Néanmoins, les spécialistes du commerce de la drogue rencontrés par VICE World News ont déclaré qu’ils n’avaient encore jamais vu un tel produit contenant les deux types de drogues et directement prêt à l’emploi.
« Je n’ai jamais entendu parler de telles combinaisons dans des comprimés sur les marchés de la drogue, que ce soit en Europe ou ailleurs », a déclaré Andrew Cunningham, responsable des marchés de la drogue et de la criminalité à l’Observatoire européen des drogues et des toxicomanies (OEDT). Il a ajouté que jusqu’à présent, ce type de comprimés « semblait être un phénomène local sur le marché afghan » et qu’il s’agissait probablement de produits bon marché destinés à la population afghane.
Entre mars 2020 et mars 2021, les autorités ont saisi 80 kg de ces comprimés (environ 160 000 pilules), soit le double de la quantité saisie l’année précédente. En 2020, une enquête menée auprès des jeunes a révélé que, pour la première fois, la consommation de comprimés K était supérieure à celle de méthamphétamine. Cette drogue est pourtant très répandue en Afghanistan, le pays étant devenu un véritable centre de production de meth.
Selon le rapport, les comprimés K se concentrent à la fois dans les zones urbaines et rurales de l’Afghanistan, avec une forte prévalence dans les régions de l’Est (à la frontière du Pakistan) et du Nord-Est (à la frontière du Tadjikistan), où la consommation est deux à trois fois supérieure à la moyenne. Des installations de production du comprimé K ont été détectées à Kaboul et à Kunduz, mais il a également été rapporté que les pilules faisaient l’objet d’un trafic depuis Peshawar au Pakistan et depuis le Tadjikistan.
L’analyse des comprimés K a révélé que les pilules contenaient 26 substances différentes au total. Outre la méthamphétamine, l’héroïne et la MDMA, les analystes ont trouvé une pléthore de produits pharmaceutiques bon marché tels que la caféine, le carisoprodol (un relaxant musculaire), la chlorphéniramine et la diphénhydramine (antihistaminique), le dextrométhorphane (antitussif), le propranolol (bêtabloquant), le diazépam, le sildénafil, le paracétamol, le tramadol, la chloroquine (antipaludéen) et le tinidazole (antiprotozoaire).
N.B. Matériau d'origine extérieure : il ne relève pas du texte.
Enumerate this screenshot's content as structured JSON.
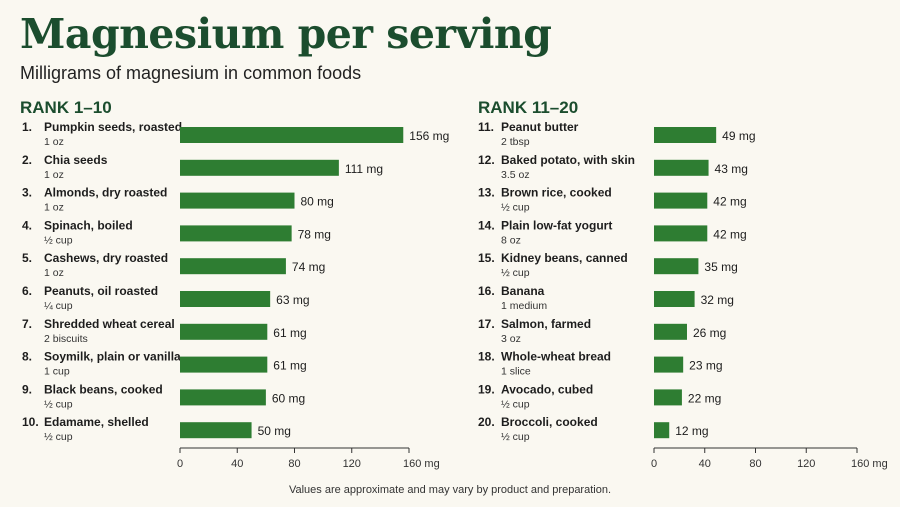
{
  "title": "Magnesium per serving",
  "subtitle": "Milligrams of magnesium in common foods",
  "note": "Values are approximate and may vary by product and preparation.",
  "colors": {
    "title": "#1b4d2e",
    "bar": "#2e7d32",
    "background": "#faf8f1"
  },
  "chart_data": [
    {
      "type": "bar",
      "orientation": "horizontal",
      "title": "RANK 1–10",
      "unit": "mg",
      "xlim": [
        0,
        160
      ],
      "ticks": [
        "0",
        "40",
        "80",
        "120",
        "160 mg"
      ],
      "grid": false,
      "items": [
        {
          "rank": "1.",
          "food": "Pumpkin seeds, roasted",
          "serving": "1 oz",
          "value": 156,
          "label": "156 mg"
        },
        {
          "rank": "2.",
          "food": "Chia seeds",
          "serving": "1 oz",
          "value": 111,
          "label": "111 mg"
        },
        {
          "rank": "3.",
          "food": "Almonds, dry roasted",
          "serving": "1 oz",
          "value": 80,
          "label": "80 mg"
        },
        {
          "rank": "4.",
          "food": "Spinach, boiled",
          "serving": "½ cup",
          "value": 78,
          "label": "78 mg"
        },
        {
          "rank": "5.",
          "food": "Cashews, dry roasted",
          "serving": "1 oz",
          "value": 74,
          "label": "74 mg"
        },
        {
          "rank": "6.",
          "food": "Peanuts, oil roasted",
          "serving": "¼ cup",
          "value": 63,
          "label": "63 mg"
        },
        {
          "rank": "7.",
          "food": "Shredded wheat cereal",
          "serving": "2 biscuits",
          "value": 61,
          "label": "61 mg"
        },
        {
          "rank": "8.",
          "food": "Soymilk, plain or vanilla",
          "serving": "1 cup",
          "value": 61,
          "label": "61 mg"
        },
        {
          "rank": "9.",
          "food": "Black beans, cooked",
          "serving": "½ cup",
          "value": 60,
          "label": "60 mg"
        },
        {
          "rank": "10.",
          "food": "Edamame, shelled",
          "serving": "½ cup",
          "value": 50,
          "label": "50 mg"
        }
      ]
    },
    {
      "type": "bar",
      "orientation": "horizontal",
      "title": "RANK 11–20",
      "unit": "mg",
      "xlim": [
        0,
        160
      ],
      "ticks": [
        "0",
        "40",
        "80",
        "120",
        "160 mg"
      ],
      "grid": false,
      "items": [
        {
          "rank": "11.",
          "food": "Peanut butter",
          "serving": "2 tbsp",
          "value": 49,
          "label": "49 mg"
        },
        {
          "rank": "12.",
          "food": "Baked potato, with skin",
          "serving": "3.5 oz",
          "value": 43,
          "label": "43 mg"
        },
        {
          "rank": "13.",
          "food": "Brown rice, cooked",
          "serving": "½ cup",
          "value": 42,
          "label": "42 mg"
        },
        {
          "rank": "14.",
          "food": "Plain low-fat yogurt",
          "serving": "8 oz",
          "value": 42,
          "label": "42 mg"
        },
        {
          "rank": "15.",
          "food": "Kidney beans, canned",
          "serving": "½ cup",
          "value": 35,
          "label": "35 mg"
        },
        {
          "rank": "16.",
          "food": "Banana",
          "serving": "1 medium",
          "value": 32,
          "label": "32 mg"
        },
        {
          "rank": "17.",
          "food": "Salmon, farmed",
          "serving": "3 oz",
          "value": 26,
          "label": "26 mg"
        },
        {
          "rank": "18.",
          "food": "Whole-wheat bread",
          "serving": "1 slice",
          "value": 23,
          "label": "23 mg"
        },
        {
          "rank": "19.",
          "food": "Avocado, cubed",
          "serving": "½ cup",
          "value": 22,
          "label": "22 mg"
        },
        {
          "rank": "20.",
          "food": "Broccoli, cooked",
          "serving": "½ cup",
          "value": 12,
          "label": "12 mg"
        }
      ]
    }
  ]
}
« Le fait que l’Afghanistan devienne un centre de fabrication de drogues synthétiques n’apparaît donc plus comme inenvisageable. Il ne s’agit que du dernier exemple en date d’une économie de la drogue auparavant largement basée sur les plantes qui se lance dans la fabrication de drogues synthétiques », indique le rapport.